I have inherited a property in Dallas, Tx. This property has a tax lien of $10 k and is in pretty bad shape. I need to rehab this property to be able to do anything with it. I have no dept and my credit is really good. I just have no clue on what type of loan I should get to rehab the home. I read about hard money and private lenders but don't know if I should seek their services or deal with another source. I am really careful with not getting credit cards but I know I need to get a loan of some sort to get this project going. Any advise would be appreciated. And I would like to rehab the home pull out equity and rent it out. Its a good investment to get me going into this new venture. I am new to BP and in just a few hrs have absorbed so much information. Truly grateful to be apart of this community.
Hard money would allow you to borrow the most. But if the unrepaired value is sufficient you could do a simple HELOC. That could save you lots of finance charges. Then after it is repaired you can rent it and do a cash out refi based on the appraised value (should be close to ARV if you do the comps right) - if you want to get some cash for more deals while also having cash flow. Or you can just rent it and enjoy the cash flow.
Thanks for the advise Doug, Its great to get some insight rather than just try and figure things out on your own. Greatly appreciated.

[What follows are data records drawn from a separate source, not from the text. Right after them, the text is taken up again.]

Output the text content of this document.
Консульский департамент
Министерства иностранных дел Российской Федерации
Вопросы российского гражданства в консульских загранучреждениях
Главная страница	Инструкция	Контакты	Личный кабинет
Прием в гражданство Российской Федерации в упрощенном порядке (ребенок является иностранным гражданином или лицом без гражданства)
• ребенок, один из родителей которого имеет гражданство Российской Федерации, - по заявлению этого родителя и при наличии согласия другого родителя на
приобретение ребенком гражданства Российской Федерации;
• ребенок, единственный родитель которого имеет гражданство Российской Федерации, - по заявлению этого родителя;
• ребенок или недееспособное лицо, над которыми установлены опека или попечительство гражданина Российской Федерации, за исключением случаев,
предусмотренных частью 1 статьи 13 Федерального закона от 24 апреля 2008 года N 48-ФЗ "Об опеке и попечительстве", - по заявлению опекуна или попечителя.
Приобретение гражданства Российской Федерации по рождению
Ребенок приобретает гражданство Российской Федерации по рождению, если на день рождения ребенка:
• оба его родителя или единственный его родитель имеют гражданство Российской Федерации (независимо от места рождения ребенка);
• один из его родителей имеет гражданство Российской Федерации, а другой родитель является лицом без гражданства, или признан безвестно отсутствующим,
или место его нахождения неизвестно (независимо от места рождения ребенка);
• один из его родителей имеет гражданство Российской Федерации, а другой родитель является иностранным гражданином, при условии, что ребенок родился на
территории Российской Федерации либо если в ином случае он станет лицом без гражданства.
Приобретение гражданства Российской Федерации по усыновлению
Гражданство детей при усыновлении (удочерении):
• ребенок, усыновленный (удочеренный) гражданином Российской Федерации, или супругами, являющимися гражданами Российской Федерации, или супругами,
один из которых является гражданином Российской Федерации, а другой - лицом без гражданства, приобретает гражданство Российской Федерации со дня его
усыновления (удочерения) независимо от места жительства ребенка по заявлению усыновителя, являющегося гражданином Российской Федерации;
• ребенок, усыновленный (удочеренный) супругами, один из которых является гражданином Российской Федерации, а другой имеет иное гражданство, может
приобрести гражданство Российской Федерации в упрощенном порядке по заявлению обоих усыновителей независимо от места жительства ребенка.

I think you have a few possible options.
One is to get one if those loans unique to Texas that permits you to pay the back property taxes.
Hard money is primarily based on equity but is typically suitable if you occupy property at the time of funding.
If the property has substantial deferred maintenance, you may be unable to get any other kind of financing until it meets certain criteria. FHA will most likely have some restrictions however they do offer the 203K programs (I think they're still offered) which are intended to be used for property renovation.
If there's no time pressure, continue doing all the investigation you can and remember that it may be necessary to do several loans in succession in order to end up with a fully renovated property and long term bank financing.